1994年に国連統計委員会によって採択され、2013年に再確認され、決議2013/21において経済社会理事会によって承認された、下記の公的統計の基本原則を承認する。


注:これらの決議には、「世界統計の日」に関する総会決議64/267、世界人口・住宅センサスプログラムに関する経済社会理事会決議2005/13、統計能力の強化に関する同理事会決議2006/6及び公的統計の基本原則に関する同理事会決議2013/21が含まれる。

原則1

 公的統計は、経済・人口・社会・環境の状態についてのデータを政府、経済界及び公衆に提供することによって、民主的な社会の情報システムにおける不可欠な要素を構成している。

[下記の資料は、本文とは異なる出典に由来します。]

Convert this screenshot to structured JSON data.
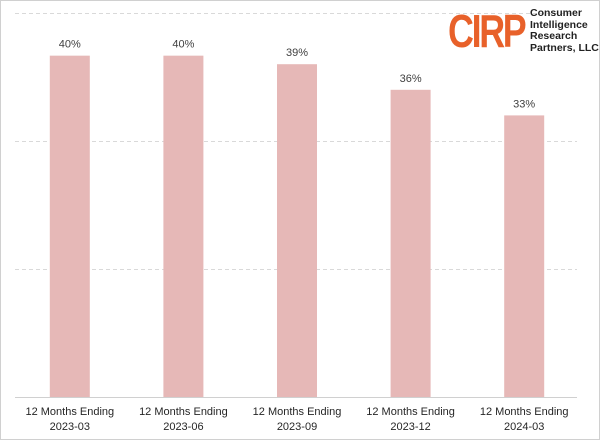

この目的のため、公的な情報利用に対する国民の権利を尊重するよう、公的統計機関は、実際に役に立つ公的統計を公正にまとめ、利用に供しなければならない。

原則2

 公的統計への信頼を保持するために、統計機関は、科学の原理と専門家としての倫理を含む厳密に専門的な見地から、統計データの収集、処理、蓄積及び公表の方法及び手続を決定する必要がある。

原則3

 データの正しい解釈を促進するため、統計機関は、統計の情報源、方法及び手続に関する情報を科学的基準に従って提示しなければならない。

原則4

 統計機関は、統計の誤った解釈及び誤用に関して意見を述べる権利を有する。

原則5

 統計を作成するためのデータは、統計調査又は行政記録など全ての種類のデータ源から入手し得る。統計機関は、品質、適時性、費用及び報告者負担の観点からデータ源を選定するべきである。

原則6

 統計機関が統計作成のために収集した個別データは、自然人に関するものであれ、法人に 関するものであれ、厳重に秘匿されなければならず、統計目的以外に用いてはならない。

原則7

 統計システムを運用するための法律、規則及び諸手続は、公にされなければならない。

原則8

 国内統計機関間の調整は、統計システムの一貫性及び効率性を達成するために不可欠である。

原則9

 国際的な概念、分類及び方法を各国統計機関が用いることは、全ての公的レベルの統計システムの整合性及び効率性を向上させる。

原則10

 統計における二国間及び多国間協力は、全ての国の公的統計のシステムの改善に寄与する。